The appeal of Kernel Adaptive Filters is that they have linear computational complexity when compared with the close form solutions of kernel machines and some of the algorithms are automatically regularized, i.e. they do not need explicit regularization. Therefore they can be very useful when the applications involve very large databases. The performance penalty paid is that they work in the neighborhood of the optimal solution. Moreover, we will show how to construct a state model in RKHS which can enhance many of the current RKHS algorithms.
We foresee a large impact due to the recent interest in sequential, active kernel learning algorithms and the need for nonlinear adaptive algorithms in advanced signal processing, streaming databases and various machine learning tasks.

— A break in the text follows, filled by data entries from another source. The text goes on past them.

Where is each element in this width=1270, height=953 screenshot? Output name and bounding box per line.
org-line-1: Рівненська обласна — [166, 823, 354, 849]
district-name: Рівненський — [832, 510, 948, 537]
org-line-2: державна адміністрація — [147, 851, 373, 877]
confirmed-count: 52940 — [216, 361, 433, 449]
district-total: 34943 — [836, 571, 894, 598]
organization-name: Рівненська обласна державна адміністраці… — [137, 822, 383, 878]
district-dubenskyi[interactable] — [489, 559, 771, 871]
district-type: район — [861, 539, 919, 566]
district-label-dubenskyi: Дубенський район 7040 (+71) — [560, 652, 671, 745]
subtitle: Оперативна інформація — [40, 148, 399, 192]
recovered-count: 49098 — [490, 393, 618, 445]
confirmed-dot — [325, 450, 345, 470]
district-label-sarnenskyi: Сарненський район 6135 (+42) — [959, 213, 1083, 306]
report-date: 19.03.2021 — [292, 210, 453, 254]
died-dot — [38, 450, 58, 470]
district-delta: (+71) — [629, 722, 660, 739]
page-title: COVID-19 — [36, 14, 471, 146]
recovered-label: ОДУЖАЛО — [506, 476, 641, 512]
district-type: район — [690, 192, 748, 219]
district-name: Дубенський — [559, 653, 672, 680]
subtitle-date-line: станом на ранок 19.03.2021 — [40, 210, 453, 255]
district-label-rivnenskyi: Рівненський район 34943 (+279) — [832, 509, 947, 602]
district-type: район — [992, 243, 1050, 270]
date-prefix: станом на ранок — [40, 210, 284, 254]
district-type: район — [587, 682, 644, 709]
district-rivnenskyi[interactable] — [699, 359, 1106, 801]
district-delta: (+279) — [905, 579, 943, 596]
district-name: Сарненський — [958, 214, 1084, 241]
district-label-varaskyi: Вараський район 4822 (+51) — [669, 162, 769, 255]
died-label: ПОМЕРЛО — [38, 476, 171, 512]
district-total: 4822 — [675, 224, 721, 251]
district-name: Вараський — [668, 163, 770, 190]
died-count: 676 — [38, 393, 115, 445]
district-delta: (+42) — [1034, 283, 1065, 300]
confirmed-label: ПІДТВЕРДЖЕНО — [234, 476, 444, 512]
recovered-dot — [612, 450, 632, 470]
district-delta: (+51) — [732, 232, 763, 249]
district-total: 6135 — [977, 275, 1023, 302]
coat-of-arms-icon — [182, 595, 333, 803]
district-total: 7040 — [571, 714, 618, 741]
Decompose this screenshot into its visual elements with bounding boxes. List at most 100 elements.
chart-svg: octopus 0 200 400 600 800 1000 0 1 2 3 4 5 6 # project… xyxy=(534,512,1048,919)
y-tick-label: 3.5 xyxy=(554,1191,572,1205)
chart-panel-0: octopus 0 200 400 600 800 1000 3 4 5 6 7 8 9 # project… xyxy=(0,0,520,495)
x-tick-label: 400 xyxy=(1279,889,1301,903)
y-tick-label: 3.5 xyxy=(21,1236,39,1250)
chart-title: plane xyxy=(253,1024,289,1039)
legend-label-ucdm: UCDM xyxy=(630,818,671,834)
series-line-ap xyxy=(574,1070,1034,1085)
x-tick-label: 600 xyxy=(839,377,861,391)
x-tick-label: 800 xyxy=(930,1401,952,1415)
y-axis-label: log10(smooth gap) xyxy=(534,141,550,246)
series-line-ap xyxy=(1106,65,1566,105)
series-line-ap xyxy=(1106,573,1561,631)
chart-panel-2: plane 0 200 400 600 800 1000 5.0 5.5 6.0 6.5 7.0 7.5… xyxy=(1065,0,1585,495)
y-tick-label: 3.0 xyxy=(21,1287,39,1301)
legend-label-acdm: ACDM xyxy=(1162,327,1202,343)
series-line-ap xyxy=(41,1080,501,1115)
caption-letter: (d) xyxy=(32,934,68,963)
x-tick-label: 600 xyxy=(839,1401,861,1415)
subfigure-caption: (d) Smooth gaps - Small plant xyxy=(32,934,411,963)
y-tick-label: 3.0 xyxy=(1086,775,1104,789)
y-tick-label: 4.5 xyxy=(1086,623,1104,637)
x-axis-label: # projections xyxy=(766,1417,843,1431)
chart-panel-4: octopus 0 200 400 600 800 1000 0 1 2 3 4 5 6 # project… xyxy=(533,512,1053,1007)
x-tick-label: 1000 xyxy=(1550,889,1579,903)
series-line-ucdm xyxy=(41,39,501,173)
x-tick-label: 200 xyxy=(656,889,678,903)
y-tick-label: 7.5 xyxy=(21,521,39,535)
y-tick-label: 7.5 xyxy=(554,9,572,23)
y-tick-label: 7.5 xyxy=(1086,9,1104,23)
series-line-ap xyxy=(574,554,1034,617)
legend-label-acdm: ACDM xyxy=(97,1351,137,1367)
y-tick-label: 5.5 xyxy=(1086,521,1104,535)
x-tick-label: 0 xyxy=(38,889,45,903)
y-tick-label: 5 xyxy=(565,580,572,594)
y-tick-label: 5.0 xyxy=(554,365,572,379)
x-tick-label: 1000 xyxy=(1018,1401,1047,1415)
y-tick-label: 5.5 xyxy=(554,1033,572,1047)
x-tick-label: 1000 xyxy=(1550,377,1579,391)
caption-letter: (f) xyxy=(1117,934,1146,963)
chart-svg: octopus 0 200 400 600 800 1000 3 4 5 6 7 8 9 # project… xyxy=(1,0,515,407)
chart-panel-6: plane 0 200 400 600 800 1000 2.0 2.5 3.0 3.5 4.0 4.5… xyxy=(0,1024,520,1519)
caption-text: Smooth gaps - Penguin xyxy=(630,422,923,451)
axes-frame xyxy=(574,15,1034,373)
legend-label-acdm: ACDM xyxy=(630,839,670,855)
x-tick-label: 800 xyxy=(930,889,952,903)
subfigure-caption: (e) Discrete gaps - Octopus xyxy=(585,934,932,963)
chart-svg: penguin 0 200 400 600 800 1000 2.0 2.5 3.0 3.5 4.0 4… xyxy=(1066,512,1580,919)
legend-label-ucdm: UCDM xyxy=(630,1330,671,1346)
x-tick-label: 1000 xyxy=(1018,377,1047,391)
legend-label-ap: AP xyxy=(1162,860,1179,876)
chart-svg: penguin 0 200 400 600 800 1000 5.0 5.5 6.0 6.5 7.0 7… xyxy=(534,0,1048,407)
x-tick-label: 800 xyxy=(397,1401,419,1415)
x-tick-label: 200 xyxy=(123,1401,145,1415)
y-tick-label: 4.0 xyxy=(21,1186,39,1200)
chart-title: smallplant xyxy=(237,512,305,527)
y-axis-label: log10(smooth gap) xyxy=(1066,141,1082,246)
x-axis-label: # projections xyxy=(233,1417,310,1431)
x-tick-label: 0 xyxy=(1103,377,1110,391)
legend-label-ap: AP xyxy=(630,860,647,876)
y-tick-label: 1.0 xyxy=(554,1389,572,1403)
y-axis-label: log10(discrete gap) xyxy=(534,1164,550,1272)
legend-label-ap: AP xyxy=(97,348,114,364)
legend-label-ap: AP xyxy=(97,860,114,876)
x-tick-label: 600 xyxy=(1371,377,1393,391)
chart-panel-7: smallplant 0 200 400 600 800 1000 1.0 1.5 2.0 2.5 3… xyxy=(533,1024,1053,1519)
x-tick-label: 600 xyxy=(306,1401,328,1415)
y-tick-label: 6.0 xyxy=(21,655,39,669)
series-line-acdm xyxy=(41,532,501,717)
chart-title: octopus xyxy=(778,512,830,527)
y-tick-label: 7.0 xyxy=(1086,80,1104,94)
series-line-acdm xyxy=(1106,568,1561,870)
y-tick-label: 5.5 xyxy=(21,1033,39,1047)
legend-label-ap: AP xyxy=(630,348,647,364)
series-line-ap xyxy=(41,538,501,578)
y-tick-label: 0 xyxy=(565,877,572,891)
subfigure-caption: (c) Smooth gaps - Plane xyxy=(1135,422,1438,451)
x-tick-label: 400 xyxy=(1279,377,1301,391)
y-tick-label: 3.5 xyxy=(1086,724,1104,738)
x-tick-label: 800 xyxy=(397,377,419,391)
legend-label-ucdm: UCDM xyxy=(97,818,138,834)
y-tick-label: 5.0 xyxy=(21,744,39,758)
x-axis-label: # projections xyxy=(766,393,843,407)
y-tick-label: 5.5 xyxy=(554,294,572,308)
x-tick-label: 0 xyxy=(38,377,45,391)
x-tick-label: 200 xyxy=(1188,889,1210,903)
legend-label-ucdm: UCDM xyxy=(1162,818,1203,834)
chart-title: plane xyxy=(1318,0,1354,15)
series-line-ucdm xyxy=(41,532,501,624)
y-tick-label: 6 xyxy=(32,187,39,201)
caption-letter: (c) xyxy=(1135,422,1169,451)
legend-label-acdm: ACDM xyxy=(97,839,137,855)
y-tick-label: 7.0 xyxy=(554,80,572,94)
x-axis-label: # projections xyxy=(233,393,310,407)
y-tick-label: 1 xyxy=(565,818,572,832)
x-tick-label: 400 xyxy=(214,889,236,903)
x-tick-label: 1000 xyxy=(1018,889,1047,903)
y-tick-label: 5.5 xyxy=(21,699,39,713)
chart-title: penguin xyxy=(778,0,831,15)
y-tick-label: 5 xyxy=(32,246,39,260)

Sequential learning algorithms are a fundamental tool in adaptive signal processing and intelligent learning systems because they embody an efficient compromise between algorithmic simplicity, robustness and fast implementations. In addition, by defining instantaneous information measure on observations, kernel adaptive filters are able to ¡°actively¡± select training data in online learning scenarios. This active learning mechanism provides a principled framework for knowledge discovery, redundant removal and abnormality detection.
Target audience
The topic interests a great spectrum of researchers. The first group is composed by professionals and graduate students interested in nonlinear adaptive systems for on-line applications (streaming in the database world), i.e. applications where the data stream arrives one sample at a time and incremental optimal solutions are desirable. The second area where this class of algorithms is becoming important is knowledge discovery, redundant removal and abnormality detection. Researchers who are interested in sequential, active learning are also expected to attend. Another important domain is large scale machine learning problems where data sets are so large that they cannot fit the computer memory, or the complexity of the calculations is beyond the reach of the computer. In such cases data must also be processed through sampling, and optimal solutions sought incrementally. Overall, we are targeting a wide spectrum of professionals, researcher, and graduate students.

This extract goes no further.